Think about that as you read the following quote from Alice Gray Stites, director, artwithoutwalls, who spoke on the this spring in Stockholm at a TEDx event in the U.S. embassy, and had this to say about how contemporary art functions:
Embracing visionary contemporary art is like taking out an insurance policy against a fear of the future.
Dom Sagolla: "I'm always learning how to be an entrepreneur"
Don Sagolla, one of the co-creators of Twitter and a presenter at IdeaFestival 2010, says "he's always learning how to be an entrepreneur" in this brief interview from the BBC. His advice: "The simpler you make your idea, the easier it is... to understand the market and get it out there".
Along with many other accomplished and talented people like "Born on a Blue Day" author and prodigious savant Daniel Tammet, "Push" author Sapphire (see the video in the post below), theoretical physicist and author of "From Eternity to Here" Sean Carroll and co-producer of such movies as Titanic and Avatar, Jon Landau - Sagolla will be at IdeaFestival 2010. "Insider Passes" are on sale through tomorrow. On July 9, the price for an all-access pass will increase.
Simon McBurney has made a career of taking difficult concepts to the theater stage, and his latest, "The Disappearing Number," is no different, according to a review in the theater section of the New York Times. Beginning with a discussion of the concept of infinity, against which mathematics has made some paradoxicalheadway, the play doesn't dumb down McBurney's chosen metaphor, but uses it instead to make points about the nature of discovery and human relationships, which, like the most works in progress, require a patient flexibility and suppleness in thought and practice, and can end - or begin again - in complete surprise.

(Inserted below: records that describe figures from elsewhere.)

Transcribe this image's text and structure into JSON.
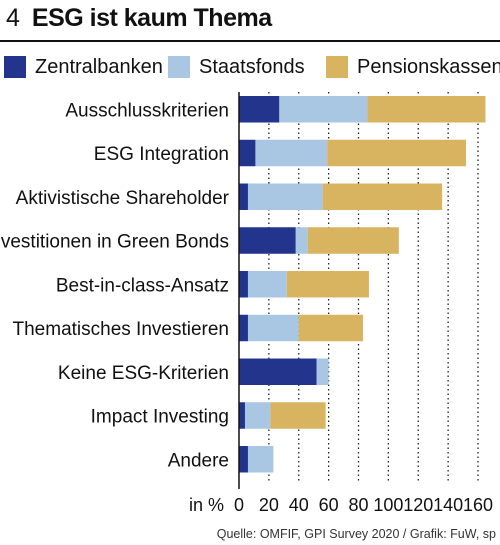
{
  "figure": {
    "number": "4",
    "title": "ESG ist kaum Thema"
  },
  "source": "Quelle: OMFIF, GPI Survey 2020 / Grafik: FuW, sp",
  "colors": {
    "Zentralbanken": "#23348c",
    "Staatsfonds": "#a9c6e3",
    "Pensionskassen": "#d9b460"
  },
  "chart_data": {
    "type": "bar",
    "orientation": "horizontal",
    "stacked": true,
    "title": "ESG ist kaum Thema",
    "xlabel": "in %",
    "xlim": [
      0,
      160
    ],
    "xticks": [
      0,
      20,
      40,
      60,
      80,
      100,
      120,
      140,
      160
    ],
    "grid": "vertical dotted",
    "legend": "top",
    "categories": [
      "Ausschlusskriterien",
      "ESG Integration",
      "Aktivistische Shareholder",
      "Investitionen in Green Bonds",
      "Best-in-class-Ansatz",
      "Thematisches Investieren",
      "Keine ESG-Kriterien",
      "Impact Investing",
      "Andere"
    ],
    "series": [
      {
        "name": "Zentralbanken",
        "values": [
          27,
          11,
          6,
          38,
          6,
          6,
          52,
          4,
          6
        ]
      },
      {
        "name": "Staatsfonds",
        "values": [
          59,
          48,
          50,
          8,
          26,
          34,
          8,
          17,
          17
        ]
      },
      {
        "name": "Pensionskassen",
        "values": [
          79,
          93,
          80,
          61,
          55,
          43,
          0,
          37,
          0
        ]
      }
    ]
  }
}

'People expect the math to be simplified, but I want to surprise them right from the start,' Mr. McBurney said, speaking by telephone from London. 'When the brain gets lost, it doesn’t stop working. It tries to makes sense of things. It begins to speculate and guess, and that’s when things open up. That’s exciting.'
Lately, we don't do "lost" very well. As thinking, feeling organisms, we're far less interested in the world as it is than in a world that makes sense. While being adrift can bring anxiety, it can also be an important mechanism for change and creativity when "speculation and guess" are put to productive use. It's that mathematical quality that appeals to me. With so many people retreating to informational ghettos, differences haven't of late become just the benign order-of-things in a world incomprehensibly vast, but a sign for the faithless something has gone terribly wrong. And so the potential for discovery is willingly put aside. This judiciously worded answer from McBurney about a different way offers a useful contrast.
...when asked how the discussion of infinity at the beginning of the show relates to modern-day relationships, [McBurney] paused before slowly building a formulation.
'Infinity is a way to describe the incomprehensible to the human mind,' he said. 'In a way it notates a mystery. That kind of mystery exists in relationships. A lifetime is not enough to know someone else. It provides a brief glimpse.'
The surprise shouldn't be, then, that talented people, like the brilliant mathematicians in McBurney's work, and like Philippe Petite, Sean Carroll, Jon Landau, Sapphire or Daniel Tammet, who will be at the IdeaFestival in 2010, bring abstraction to life through their science or art or entrepreneurial efforts or experimentation, but, having become lost, that anyone would willingly turn the here and now into a comfortable abstraction and go full stop. Infinity is just the beginning.